‘Women can transfer the skills we have from stretching the family income into running businesses,’ says Martha Sócola Morales, an entrepreneur from Peru
Do you have a bank account? Have you ever taken out a business loan or a mortgage? For millions of women around the globe, simple financial services can seem impossible. Yet giving women better access to finance could improve their lives immeasurably, as well as unlock USD$330bn (£256bn) in annual global revenue, according to development organisation Care.
Research by Care released this week documents the “enormous” economic and social potential of women who have been helped by Care’s project Access Approved. From Africa to South America, some of the women have increased their income by 500 per cent. Read on for their inspiring stories.
For Martha Sócola Morales, 35, an entrepreneurial spirit was in evidence early on. While at school, she used to buy sweets in bulk and sell them on to her classmates. It wasn’t just a canny business idea, but a means of survival. Though she had a happy and peaceful childhood, growing up with two sisters, there were periods of difficulty when her father – an agronomist – didn’t have a job. Selling sweets meant that she had something to eat at break time.
Now, Morales runs her own stationery store in Peru. Her husband works in the banana plantations, and they have two children at primary school. After her early career in the confectionary business, she went on to study agro-industrial engineering.
She paid for her university expenses by selling beauty products, which is what her mother did to maintain the family income when her husband was out of a job. Morales also made money by typing up papers for her classmates. It was this side hustle at university that inspired her future enterprise.
Morales tells Positive News: “I started the business in my home offering a typing and printing service with my computer, but then I realised that people also needed extra things, like envelopes and pens and other stationery. I also discovered that people wanted a photocopying service. I didn’t have enough money to go and buy a machine like that.”
At that time, no other place offered all these services under one roof, so Morales developed a business plan. After spotting the gap in the market, she knew she needed a loan to expand her business. In Peru, it is standard practice for financial institutions to credit-check both the husband and the wife when either of them takes out a loan. This practice is meant to be inclusive of women, but if a husband has a pre-existing debt, this can have a negative impact.
“After I got married, that was when the difficulties started,” Morales says. “My husband had a pending debt so they denied me the loan and at that point all doors closed to me.”
Reluctant to give up hope, she discovered a financial institution that offered group loans just for women: “The banks and financial institutions here in Peru have had to adapt to change. Before they only gave loans to men because they had a stable job and they could deduct from the payroll. But now women are entering the business environment,” she explains. “Now there are institutions that only give loans to women because they believe that women are more responsible than men at repaying loans. We are punctual and focused on paying back our loans.”

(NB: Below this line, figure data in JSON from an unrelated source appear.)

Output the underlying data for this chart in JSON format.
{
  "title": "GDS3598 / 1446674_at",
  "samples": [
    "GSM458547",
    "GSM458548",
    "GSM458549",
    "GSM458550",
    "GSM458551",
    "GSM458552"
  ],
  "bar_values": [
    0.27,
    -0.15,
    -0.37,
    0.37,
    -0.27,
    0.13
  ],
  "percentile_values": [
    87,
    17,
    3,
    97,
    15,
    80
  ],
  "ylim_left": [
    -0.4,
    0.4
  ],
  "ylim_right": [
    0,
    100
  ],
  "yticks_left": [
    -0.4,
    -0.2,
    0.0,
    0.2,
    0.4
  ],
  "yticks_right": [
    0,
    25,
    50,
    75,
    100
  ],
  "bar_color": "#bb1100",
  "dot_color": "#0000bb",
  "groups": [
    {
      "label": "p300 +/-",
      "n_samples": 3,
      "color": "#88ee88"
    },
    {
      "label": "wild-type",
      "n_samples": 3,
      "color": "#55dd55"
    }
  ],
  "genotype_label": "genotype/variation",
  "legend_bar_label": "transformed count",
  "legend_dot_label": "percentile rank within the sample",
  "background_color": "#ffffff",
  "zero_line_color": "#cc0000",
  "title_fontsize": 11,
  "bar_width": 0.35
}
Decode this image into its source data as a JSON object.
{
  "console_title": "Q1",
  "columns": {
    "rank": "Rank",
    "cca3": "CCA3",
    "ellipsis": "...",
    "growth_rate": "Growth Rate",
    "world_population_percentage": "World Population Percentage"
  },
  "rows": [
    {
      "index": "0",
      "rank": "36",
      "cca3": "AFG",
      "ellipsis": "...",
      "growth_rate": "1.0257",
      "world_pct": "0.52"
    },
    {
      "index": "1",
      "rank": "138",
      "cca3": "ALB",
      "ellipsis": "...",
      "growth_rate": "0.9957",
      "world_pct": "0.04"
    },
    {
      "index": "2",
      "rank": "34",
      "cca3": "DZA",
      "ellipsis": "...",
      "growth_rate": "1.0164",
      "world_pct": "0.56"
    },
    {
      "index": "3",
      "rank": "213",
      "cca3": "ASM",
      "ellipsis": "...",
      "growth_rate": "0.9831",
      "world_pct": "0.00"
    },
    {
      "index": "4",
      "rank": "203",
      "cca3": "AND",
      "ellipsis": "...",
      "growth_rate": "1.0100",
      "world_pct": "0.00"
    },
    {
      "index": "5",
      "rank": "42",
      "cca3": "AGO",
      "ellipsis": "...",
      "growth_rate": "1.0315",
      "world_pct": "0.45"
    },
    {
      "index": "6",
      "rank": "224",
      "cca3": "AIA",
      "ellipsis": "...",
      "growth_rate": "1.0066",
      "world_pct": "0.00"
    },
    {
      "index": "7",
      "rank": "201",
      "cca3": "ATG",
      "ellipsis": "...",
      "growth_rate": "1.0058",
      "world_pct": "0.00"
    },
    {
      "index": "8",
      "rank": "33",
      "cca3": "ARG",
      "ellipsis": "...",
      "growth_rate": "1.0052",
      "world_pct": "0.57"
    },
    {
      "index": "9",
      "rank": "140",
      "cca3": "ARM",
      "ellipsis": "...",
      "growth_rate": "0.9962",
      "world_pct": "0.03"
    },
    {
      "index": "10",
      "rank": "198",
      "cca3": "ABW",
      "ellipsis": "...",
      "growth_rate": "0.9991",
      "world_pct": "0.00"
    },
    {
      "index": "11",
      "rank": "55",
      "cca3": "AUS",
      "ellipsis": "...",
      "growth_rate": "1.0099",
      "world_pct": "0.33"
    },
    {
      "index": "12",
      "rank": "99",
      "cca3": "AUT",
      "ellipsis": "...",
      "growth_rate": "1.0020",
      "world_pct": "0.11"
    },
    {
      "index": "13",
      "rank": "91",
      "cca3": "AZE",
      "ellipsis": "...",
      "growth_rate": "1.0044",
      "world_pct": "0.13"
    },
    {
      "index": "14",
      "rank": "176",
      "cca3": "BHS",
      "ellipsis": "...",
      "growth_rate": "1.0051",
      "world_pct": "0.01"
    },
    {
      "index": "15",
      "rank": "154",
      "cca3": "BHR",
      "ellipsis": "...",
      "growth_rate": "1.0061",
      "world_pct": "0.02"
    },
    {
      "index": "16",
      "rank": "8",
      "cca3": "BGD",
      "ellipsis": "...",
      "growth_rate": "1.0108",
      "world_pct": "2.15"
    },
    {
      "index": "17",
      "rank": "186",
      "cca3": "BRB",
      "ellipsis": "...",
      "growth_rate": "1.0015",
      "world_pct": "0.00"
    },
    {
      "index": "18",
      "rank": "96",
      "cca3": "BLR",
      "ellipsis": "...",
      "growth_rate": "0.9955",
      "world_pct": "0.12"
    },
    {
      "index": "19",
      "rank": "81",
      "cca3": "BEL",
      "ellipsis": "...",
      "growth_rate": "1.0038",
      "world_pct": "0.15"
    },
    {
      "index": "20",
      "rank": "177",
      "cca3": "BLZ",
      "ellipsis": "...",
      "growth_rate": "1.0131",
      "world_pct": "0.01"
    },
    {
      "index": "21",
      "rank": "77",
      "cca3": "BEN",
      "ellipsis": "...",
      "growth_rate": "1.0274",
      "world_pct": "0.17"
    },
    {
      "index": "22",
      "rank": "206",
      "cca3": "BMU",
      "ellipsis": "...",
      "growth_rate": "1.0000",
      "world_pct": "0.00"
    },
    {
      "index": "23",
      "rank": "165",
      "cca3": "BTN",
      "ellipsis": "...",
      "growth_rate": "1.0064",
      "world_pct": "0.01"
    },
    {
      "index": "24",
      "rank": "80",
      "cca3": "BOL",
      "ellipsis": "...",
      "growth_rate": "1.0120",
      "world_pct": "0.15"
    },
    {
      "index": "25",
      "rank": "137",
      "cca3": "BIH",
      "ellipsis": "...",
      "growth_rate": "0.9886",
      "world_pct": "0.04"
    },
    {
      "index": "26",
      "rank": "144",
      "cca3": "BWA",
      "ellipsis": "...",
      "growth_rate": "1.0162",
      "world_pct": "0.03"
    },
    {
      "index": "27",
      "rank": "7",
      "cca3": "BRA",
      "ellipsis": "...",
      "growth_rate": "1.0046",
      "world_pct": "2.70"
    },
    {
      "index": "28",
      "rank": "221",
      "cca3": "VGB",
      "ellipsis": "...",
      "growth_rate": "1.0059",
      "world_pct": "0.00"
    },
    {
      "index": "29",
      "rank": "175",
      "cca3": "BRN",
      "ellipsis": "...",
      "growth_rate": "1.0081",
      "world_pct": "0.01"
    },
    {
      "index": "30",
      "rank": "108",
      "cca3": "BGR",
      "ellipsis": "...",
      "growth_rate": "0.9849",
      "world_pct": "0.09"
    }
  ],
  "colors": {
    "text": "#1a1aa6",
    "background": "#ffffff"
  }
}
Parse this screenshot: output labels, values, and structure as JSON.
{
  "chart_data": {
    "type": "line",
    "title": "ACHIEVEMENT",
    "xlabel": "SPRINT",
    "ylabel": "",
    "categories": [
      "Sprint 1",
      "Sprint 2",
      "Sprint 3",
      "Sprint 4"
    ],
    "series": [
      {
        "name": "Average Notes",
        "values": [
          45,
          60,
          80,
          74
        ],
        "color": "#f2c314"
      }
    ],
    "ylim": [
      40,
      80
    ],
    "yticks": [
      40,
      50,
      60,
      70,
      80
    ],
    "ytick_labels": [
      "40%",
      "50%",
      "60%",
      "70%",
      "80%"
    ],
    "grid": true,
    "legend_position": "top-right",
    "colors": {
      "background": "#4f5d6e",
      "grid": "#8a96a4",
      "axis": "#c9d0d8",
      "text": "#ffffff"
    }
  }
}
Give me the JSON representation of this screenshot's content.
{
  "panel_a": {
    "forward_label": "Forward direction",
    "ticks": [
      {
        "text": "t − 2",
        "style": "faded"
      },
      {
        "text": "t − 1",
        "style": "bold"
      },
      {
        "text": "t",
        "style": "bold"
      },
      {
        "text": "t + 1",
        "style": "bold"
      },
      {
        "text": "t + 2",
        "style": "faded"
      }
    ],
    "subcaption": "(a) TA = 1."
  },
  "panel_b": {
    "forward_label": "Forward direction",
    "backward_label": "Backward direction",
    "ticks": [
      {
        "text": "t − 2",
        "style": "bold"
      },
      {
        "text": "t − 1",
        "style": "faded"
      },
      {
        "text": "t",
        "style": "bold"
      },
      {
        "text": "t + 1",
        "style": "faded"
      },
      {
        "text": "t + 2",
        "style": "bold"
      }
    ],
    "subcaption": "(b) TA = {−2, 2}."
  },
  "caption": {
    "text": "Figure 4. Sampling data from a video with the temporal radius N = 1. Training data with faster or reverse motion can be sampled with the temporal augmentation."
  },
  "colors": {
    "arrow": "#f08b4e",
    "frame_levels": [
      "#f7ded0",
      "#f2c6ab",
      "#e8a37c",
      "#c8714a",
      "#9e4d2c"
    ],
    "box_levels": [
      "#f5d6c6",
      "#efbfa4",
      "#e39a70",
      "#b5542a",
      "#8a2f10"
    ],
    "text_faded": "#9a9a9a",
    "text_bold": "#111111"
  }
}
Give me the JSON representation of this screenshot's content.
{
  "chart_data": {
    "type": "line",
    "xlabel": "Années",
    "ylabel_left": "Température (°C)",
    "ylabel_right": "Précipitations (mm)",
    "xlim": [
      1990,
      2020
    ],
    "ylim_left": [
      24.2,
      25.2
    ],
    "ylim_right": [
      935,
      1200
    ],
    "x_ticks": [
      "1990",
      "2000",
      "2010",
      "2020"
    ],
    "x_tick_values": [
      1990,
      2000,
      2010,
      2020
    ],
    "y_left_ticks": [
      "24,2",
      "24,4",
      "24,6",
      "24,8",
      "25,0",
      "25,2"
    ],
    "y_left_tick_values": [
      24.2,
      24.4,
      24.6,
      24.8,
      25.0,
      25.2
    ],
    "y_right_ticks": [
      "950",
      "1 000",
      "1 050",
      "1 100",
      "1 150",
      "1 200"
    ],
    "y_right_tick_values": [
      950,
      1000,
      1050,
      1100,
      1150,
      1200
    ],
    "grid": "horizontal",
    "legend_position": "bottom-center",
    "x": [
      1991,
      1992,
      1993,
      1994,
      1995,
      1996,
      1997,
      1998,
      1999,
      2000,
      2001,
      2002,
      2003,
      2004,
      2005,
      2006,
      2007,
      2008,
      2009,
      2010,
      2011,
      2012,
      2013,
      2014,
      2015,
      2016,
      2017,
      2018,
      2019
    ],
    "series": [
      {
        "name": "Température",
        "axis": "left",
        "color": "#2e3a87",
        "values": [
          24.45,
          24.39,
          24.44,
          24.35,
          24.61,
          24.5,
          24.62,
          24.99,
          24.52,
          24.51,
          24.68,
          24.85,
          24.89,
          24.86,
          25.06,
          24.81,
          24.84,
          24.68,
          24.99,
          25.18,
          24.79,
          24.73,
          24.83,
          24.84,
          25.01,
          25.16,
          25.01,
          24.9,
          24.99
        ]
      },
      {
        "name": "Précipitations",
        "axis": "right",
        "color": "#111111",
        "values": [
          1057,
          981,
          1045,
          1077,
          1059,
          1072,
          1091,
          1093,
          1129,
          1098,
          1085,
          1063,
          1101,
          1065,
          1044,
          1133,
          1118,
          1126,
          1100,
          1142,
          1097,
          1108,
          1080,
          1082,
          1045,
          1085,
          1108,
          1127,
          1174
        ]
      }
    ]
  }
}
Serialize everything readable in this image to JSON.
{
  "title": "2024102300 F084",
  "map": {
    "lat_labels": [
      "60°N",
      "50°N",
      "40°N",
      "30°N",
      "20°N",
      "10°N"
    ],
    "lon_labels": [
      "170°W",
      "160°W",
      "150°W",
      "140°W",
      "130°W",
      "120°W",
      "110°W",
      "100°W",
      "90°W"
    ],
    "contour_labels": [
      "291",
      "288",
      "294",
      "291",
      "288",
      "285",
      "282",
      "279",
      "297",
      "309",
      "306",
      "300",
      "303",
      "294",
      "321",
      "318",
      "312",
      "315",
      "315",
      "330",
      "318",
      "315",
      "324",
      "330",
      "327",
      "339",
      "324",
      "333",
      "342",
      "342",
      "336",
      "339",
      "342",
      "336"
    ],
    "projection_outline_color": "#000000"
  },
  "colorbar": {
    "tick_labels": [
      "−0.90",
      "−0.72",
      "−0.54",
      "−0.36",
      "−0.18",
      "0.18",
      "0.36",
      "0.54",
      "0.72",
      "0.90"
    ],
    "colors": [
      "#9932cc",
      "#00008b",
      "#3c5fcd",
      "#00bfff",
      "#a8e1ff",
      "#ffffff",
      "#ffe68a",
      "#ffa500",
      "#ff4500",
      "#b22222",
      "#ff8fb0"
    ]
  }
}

The requirements set by the financial institution offering group loans were far less stringent than at high street banks, with no guarantee or collateral needed. Morales is now in a group with 18 other women, each of them receiving different levels of loans for their individual businesses. One disadvantage of this system is that if one member fails to repay on time, it impacts the whole group. Finding responsible members is therefore vital. “We all repay our loans every 14 days at a low interest rate,” notes Morales. “We get a lower rate because we repay over a shorter time period, compared to the banks.”
Morales received training in business management through Care’s Women in Enterprise programme. Having grown her business and benefited from a loan herself, she is now looking to help others in a similar way.
We can transfer the skills we have from stretching the family income into running businesses. We won’t go bankrupt, that is the nature of women
The beginning of the school year is a particularly expensive time for parents in Peru as schools provide a lengthy list of items that the children need to bring. Many find it difficult to manage all these costs, particularly those working in agriculture, which is the main employment locally.
“I try to support the families that come to my shop by providing them with credit,” says Morales. “We then agree repayment terms, and of course I add a little percentage for my loan. I am a mother too, I have had moments before when I couldn’t afford all these things.”
“If women in families are also providing an income and not just relying on the man, we can provide a better quality of life for our children. We can transfer the skills we have from stretching the family income into running businesses. We won’t go bankrupt, that is the nature of women.”
Morales is frequently approached by banks offering loans, but when she scours the small print they usually ask for the title deeds to the home or land, which many women in Peru do not have.
Her advice for financial institutions is clear: “It’s important for banks to create more services for women. We are more responsible with our payments, can manage money well and repay promptly. We have a lot of ideas in our heads but often we cannot bring them to fruition because we lack the financial means. And apart from helping us, behind us they are helping a whole family.”